Credit: Terry Anderson/SLAC

SYDNEY: A new technique to accurately measure the structure of membrane proteins has been developed using powerful X-ray lasers – a discovery that will help fast track research into targeted drugs.

To unravel their structures, Harry Quiney and Keith Nugent of the University of Melbourne used X-ray Free-Electron Lasers (XFEL) to produce such a bright light, that it is possible to see the X-rays bouncing off a single molecule.

“The problem is that 70% of the drugs we take need to be transported across the surface of the cell, and that surface is made of membrane proteins. Only about 30 structures of 10,000 we currently know,” said Quiney. “If you really know the form of the molecules, you can model in great detail their function and how they respond to the drugs.”

Making the damage work for you

A major problem in this field of research is that radiation damage in molecules is an unavoidable, necessary aspect of X-ray diffraction experiments, and occurs within a femtosecond from when the X-rays first hit the sample.

A femtosecond is to 1 second, what 1 second is to 31.7 million years, or one millionth of one billionth of a second.

“The brighter the light, the greater the damage. You can’t have one without the other,” said Quiney. “At the same time as reconstructing what the molecule looks like, the molecule will be damaged. You have to find a point where this competition works for you.”

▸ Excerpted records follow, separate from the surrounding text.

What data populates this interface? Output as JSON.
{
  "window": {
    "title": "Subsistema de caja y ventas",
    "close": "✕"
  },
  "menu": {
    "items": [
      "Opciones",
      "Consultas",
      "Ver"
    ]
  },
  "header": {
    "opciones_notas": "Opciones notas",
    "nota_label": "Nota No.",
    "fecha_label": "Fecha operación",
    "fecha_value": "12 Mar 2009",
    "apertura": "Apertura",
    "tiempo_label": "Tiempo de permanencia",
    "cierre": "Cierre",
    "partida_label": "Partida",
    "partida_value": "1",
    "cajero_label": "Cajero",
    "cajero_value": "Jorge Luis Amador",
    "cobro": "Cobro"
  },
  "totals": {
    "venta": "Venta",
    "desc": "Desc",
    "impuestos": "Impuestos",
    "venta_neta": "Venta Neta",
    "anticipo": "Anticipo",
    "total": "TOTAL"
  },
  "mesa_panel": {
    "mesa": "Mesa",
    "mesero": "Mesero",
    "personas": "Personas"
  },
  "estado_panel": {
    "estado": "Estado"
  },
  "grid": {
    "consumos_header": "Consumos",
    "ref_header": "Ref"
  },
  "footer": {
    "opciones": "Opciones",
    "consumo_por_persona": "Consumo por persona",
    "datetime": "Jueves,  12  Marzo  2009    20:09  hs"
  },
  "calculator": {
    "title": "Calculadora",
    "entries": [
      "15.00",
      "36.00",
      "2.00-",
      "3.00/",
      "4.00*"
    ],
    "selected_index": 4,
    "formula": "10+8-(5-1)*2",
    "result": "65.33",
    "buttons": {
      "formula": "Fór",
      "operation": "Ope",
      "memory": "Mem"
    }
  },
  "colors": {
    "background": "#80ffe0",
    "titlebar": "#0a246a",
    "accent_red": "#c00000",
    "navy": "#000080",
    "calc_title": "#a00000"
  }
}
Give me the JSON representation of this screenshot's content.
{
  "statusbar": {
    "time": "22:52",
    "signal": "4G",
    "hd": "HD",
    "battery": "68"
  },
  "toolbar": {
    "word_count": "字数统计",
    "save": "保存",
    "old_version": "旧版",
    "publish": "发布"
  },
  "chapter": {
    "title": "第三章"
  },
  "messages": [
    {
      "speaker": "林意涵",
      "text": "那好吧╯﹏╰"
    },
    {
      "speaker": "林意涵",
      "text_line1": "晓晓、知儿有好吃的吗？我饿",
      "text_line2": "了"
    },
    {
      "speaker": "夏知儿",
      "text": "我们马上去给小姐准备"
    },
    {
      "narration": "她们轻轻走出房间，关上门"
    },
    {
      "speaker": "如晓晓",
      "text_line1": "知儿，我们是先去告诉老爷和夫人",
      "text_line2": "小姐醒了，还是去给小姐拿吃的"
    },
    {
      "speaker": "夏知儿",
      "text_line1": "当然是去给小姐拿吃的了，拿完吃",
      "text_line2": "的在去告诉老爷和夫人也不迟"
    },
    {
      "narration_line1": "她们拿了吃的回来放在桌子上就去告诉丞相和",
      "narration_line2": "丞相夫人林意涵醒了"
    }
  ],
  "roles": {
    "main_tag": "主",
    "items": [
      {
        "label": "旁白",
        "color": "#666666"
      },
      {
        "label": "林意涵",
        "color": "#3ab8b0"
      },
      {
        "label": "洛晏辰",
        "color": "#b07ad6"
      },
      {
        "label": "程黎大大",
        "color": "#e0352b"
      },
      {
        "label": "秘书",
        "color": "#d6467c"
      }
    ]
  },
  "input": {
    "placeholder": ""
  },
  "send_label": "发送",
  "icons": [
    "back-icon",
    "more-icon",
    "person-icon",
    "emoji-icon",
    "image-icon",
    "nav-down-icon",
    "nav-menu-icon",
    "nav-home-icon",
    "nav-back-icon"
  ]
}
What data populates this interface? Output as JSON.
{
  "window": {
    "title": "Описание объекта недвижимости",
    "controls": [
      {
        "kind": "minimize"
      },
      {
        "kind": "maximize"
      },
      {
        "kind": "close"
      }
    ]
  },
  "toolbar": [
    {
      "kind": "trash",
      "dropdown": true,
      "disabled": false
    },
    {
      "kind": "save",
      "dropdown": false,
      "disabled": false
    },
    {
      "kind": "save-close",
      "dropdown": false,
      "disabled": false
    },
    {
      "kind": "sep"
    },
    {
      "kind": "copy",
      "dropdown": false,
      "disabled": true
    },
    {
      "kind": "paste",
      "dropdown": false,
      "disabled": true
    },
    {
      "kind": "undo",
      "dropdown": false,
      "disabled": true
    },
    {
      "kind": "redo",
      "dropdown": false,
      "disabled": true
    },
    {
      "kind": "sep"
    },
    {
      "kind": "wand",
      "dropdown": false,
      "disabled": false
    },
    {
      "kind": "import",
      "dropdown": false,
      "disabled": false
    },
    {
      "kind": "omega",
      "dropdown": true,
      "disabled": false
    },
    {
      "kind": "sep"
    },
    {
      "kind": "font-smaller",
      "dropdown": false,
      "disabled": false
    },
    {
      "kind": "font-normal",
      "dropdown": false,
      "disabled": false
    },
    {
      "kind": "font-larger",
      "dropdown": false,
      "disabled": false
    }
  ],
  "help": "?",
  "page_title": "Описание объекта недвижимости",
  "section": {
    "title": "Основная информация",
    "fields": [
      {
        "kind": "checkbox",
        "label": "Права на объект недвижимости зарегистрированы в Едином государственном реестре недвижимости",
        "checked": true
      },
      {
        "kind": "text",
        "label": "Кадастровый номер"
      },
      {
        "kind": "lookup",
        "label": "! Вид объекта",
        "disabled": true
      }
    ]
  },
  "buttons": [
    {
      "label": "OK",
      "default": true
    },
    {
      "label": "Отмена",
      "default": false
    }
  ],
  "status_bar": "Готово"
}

In order to solve this, Quiney and Nugent showed how high-resolution molecular structures can be obtained from X-ray scattering data using a few-femtosecond pulse from an XFEL, despite significant damage to the sample.

Producing a structural match

Using as an example the well-studied bacteriorhodopsin molecule, which transports protons into and out of bacterial cells, Quiney and Nugent simulated the form of data that would be obtained after a successful alignment of actual data from an XFEL interaction.

Comparing the known structure of this molecule obtained from the Protein Data Bank (a repository of three-dimensional structural data of large biological molecules submitted by biologists and biochemists from around the world) to both 2- and 3-D reconstructions from their simulated data, the researchers successfully produced a matching structure.

“What we’ve done is to achieve a conceptual breakthrough, which cleared the way and got rid of an important obstacle to achieving this goal of trying to view the structure of a single molecule,” said Quiney.